SPITZ ALEMÃO/LULU DA POMERÂNIA - MALTÊS

Desde minha infância convivi com cães incentivada pelos meus pais, minha tia Matilde, minha obatian (avó) e minha melhor amiga Milene. Nos dias de Natal meus pais vinham me acordar com uma caixa de sapatos contendo um cachorrinho. Quanta alegria era cuidar de um filhotinho. Cães sempre foram minha melhor companhia, nos momentos tristes e alegres.

Com 18 anos fui para o Japão trabalhar como dekassegui e foram longos 6 anos sem ter um cão. Voltei para o Brasil com 23 anos. Em 1999, com 25 anos, conheci o Herbert, e logo que fomos morar juntos ele realizou meu o sonho, que era ter uma collie, o nome dela era Mei, em homenagem a personagem do desenho Tonari no Totoro, o preferido da minha filha quando era criança. Mei viveu por 8 anos, morreu devido a um tumor no intestino.





Em 2005 fomos para o Japão para poder comprar nossa casa própria, queria ter uma casa com terreno grande para ter muitos cães e já existia a pequena intenção de ser ter criadora. Por acaso, 8 meses antes de voltarmos, passamos por um petshop, pois os passeios de domingo tinham que incluir o petshop afinal se eu podia ter um cão, queria pelo menos ficar perto deles, e encontrei nossa Hina, uma spitz alemão hoje com 10 anos. Ela tinha 5 meses e estava na loja, em um quadradinho similar a um aquário, pequeno e apertado. Não resisti e a trouxemos para casa, ficou escondida no apartamento, pois no Japão só é permitido ter cães em apartamentos próprios para pets. Os vizinhos eram brasileiros e nos ajudaram para que ela pudesse ficar.

Voltando ao Brasil fomos trabalhar em indústria, Hina teve sua primeira cria, ficamos com os filhotes até 8 meses de idade porque queríamos na verdade ficar com todos, mas não seria possível pois eram irmãos e filhos. Ficamos com a fêmea. Na segunda cria a mesma coisa. Ficamos com a fêmea. Revezávamos os três em casa entre limpeza e cuidados com os partos e filhotes, eu, meu marido e filha. E assim começou nosso canil. O registro do canil começou com as crias da Hina. Wendy, a maltês, teve duas gestações as quais vieram a ser cesárea e os filhotes não sobreviveram, então decidimos castrá-la aos 4 anos.
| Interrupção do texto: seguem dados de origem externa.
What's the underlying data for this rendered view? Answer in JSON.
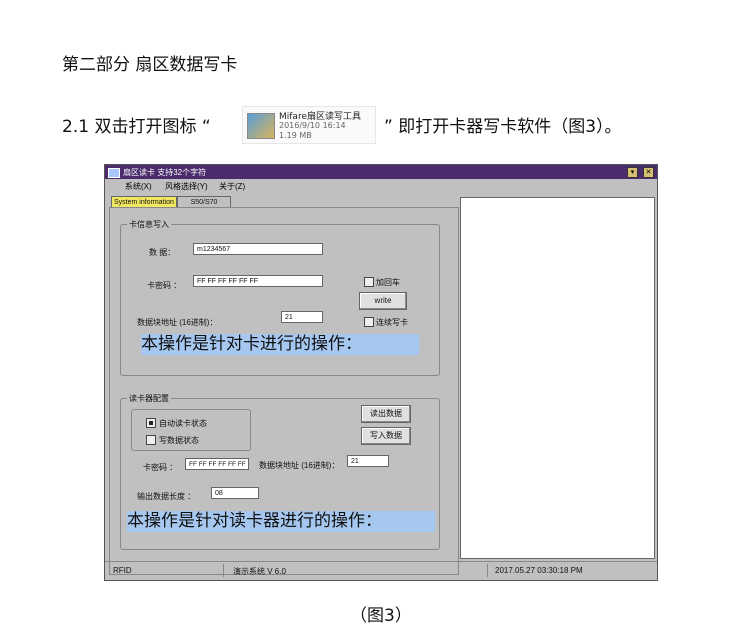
{
  "doc": {
    "section_title": "第二部分 扇区数据写卡",
    "step_text_before": "2.1 双击打开图标 “",
    "step_text_after": "” 即打开卡器写卡软件（图3）。",
    "figure_caption": "（图3）"
  },
  "file_icon": {
    "name": "Mifare扇区读写工具",
    "date": "2016/9/10 16:14",
    "size": "1.19 MB"
  },
  "app": {
    "title": "扇区读卡 支持32个字符",
    "menu": [
      "系统(X)",
      "风格选择(Y)",
      "关于(Z)"
    ],
    "tabs": [
      "System information",
      "S50/S70"
    ],
    "write_group": {
      "title": "卡信息写入",
      "data_label": "数 据：",
      "data_value": "m1234567",
      "key_label": "卡密码 ：",
      "key_value": "FF FF FF FF FF FF",
      "block_label": "数据块地址 (16进制)：",
      "block_value": "21",
      "enter_label": "加回车",
      "write_button": "write",
      "continuous_label": "连续写卡",
      "note": "本操作是针对卡进行的操作："
    },
    "reader_group": {
      "title": "读卡器配置",
      "auto_read_label": "自动读卡状态",
      "write_data_label": "写数据状态",
      "read_button": "读出数据",
      "write_button": "写入数据",
      "key_label": "卡密码 ：",
      "key_value": "FF FF FF FF FF FF",
      "block_label": "数据块地址 (16进制)：",
      "block_value": "21",
      "length_label": "输出数据长度 ：",
      "length_value": "08",
      "note": "本操作是针对读卡器进行的操作："
    },
    "status": {
      "left": "RFID",
      "middle": "演示系统  V 6.0",
      "right": "2017.05.27   03:30:18 PM"
    }
  }
}
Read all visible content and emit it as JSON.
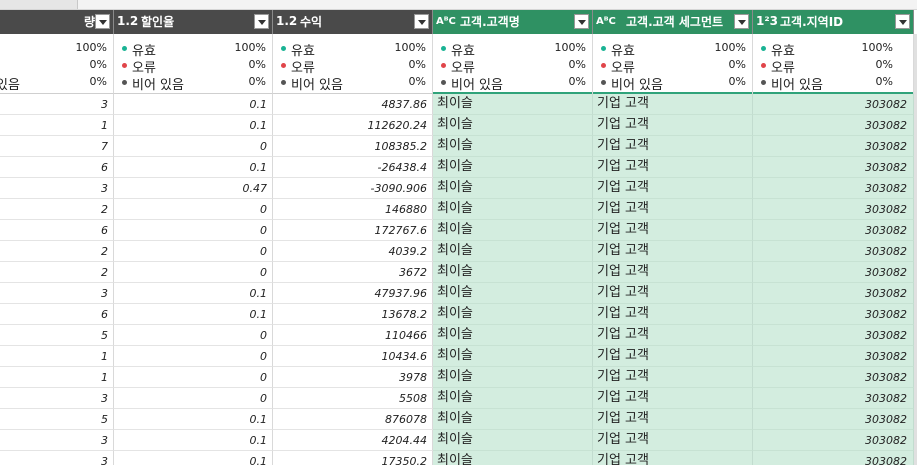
{
  "columns": [
    {
      "type_icon": "",
      "title": "량",
      "style": "dark"
    },
    {
      "type_icon": "1.2",
      "title": "할인율",
      "style": "dark"
    },
    {
      "type_icon": "1.2",
      "title": "수익",
      "style": "dark"
    },
    {
      "type_icon": "AᴮC",
      "title": "고객.고객명",
      "style": "green"
    },
    {
      "type_icon": "AᴮC",
      "title": "고객.고객 세그먼트",
      "style": "green"
    },
    {
      "type_icon": "1²3",
      "title": "고객.지역ID",
      "style": "green"
    }
  ],
  "quality": {
    "labels": {
      "valid": "유효",
      "error": "오류",
      "empty": "비어 있음"
    },
    "partial_empty_label": "있음",
    "percent": {
      "valid": "100%",
      "error": "0%",
      "empty": "0%"
    },
    "colors": {
      "valid": "#1ab394",
      "error": "#e0454a",
      "empty": "#555555"
    }
  },
  "rows": [
    [
      "3",
      "0.1",
      "4837.86",
      "최이슬",
      "기업 고객",
      "303082"
    ],
    [
      "1",
      "0.1",
      "112620.24",
      "최이슬",
      "기업 고객",
      "303082"
    ],
    [
      "7",
      "0",
      "108385.2",
      "최이슬",
      "기업 고객",
      "303082"
    ],
    [
      "6",
      "0.1",
      "-26438.4",
      "최이슬",
      "기업 고객",
      "303082"
    ],
    [
      "3",
      "0.47",
      "-3090.906",
      "최이슬",
      "기업 고객",
      "303082"
    ],
    [
      "2",
      "0",
      "146880",
      "최이슬",
      "기업 고객",
      "303082"
    ],
    [
      "6",
      "0",
      "172767.6",
      "최이슬",
      "기업 고객",
      "303082"
    ],
    [
      "2",
      "0",
      "4039.2",
      "최이슬",
      "기업 고객",
      "303082"
    ],
    [
      "2",
      "0",
      "3672",
      "최이슬",
      "기업 고객",
      "303082"
    ],
    [
      "3",
      "0.1",
      "47937.96",
      "최이슬",
      "기업 고객",
      "303082"
    ],
    [
      "6",
      "0.1",
      "13678.2",
      "최이슬",
      "기업 고객",
      "303082"
    ],
    [
      "5",
      "0",
      "110466",
      "최이슬",
      "기업 고객",
      "303082"
    ],
    [
      "1",
      "0",
      "10434.6",
      "최이슬",
      "기업 고객",
      "303082"
    ],
    [
      "1",
      "0",
      "3978",
      "최이슬",
      "기업 고객",
      "303082"
    ],
    [
      "3",
      "0",
      "5508",
      "최이슬",
      "기업 고객",
      "303082"
    ],
    [
      "5",
      "0.1",
      "876078",
      "최이슬",
      "기업 고객",
      "303082"
    ],
    [
      "3",
      "0.1",
      "4204.44",
      "최이슬",
      "기업 고객",
      "303082"
    ],
    [
      "3",
      "0.1",
      "17350.2",
      "최이슬",
      "기업 고객",
      "303082"
    ]
  ]
}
Mesmo assim a paixão pelos malteses não se apagou e resolvemos continuar mesmo com poucos cães.





Em 2014 tive que optar, canil ou trabalho com registro em carteira e seus benefícios, glamour em trabalhar em escritório, amava meu trabalho, atuava como analista de importação e intérprete de japonês na empresa Sanoh do Brasil, a qual devo muita gratidão pois sempre souberam do meu sonho em ter os cães, sempre compreendendo minhas ausências, sem nunca ter descontado um dia ou hora sequer. Mas os cães precisavam da minha atenção integral e decidi pelo canil, mesmo com muitos medos e receios.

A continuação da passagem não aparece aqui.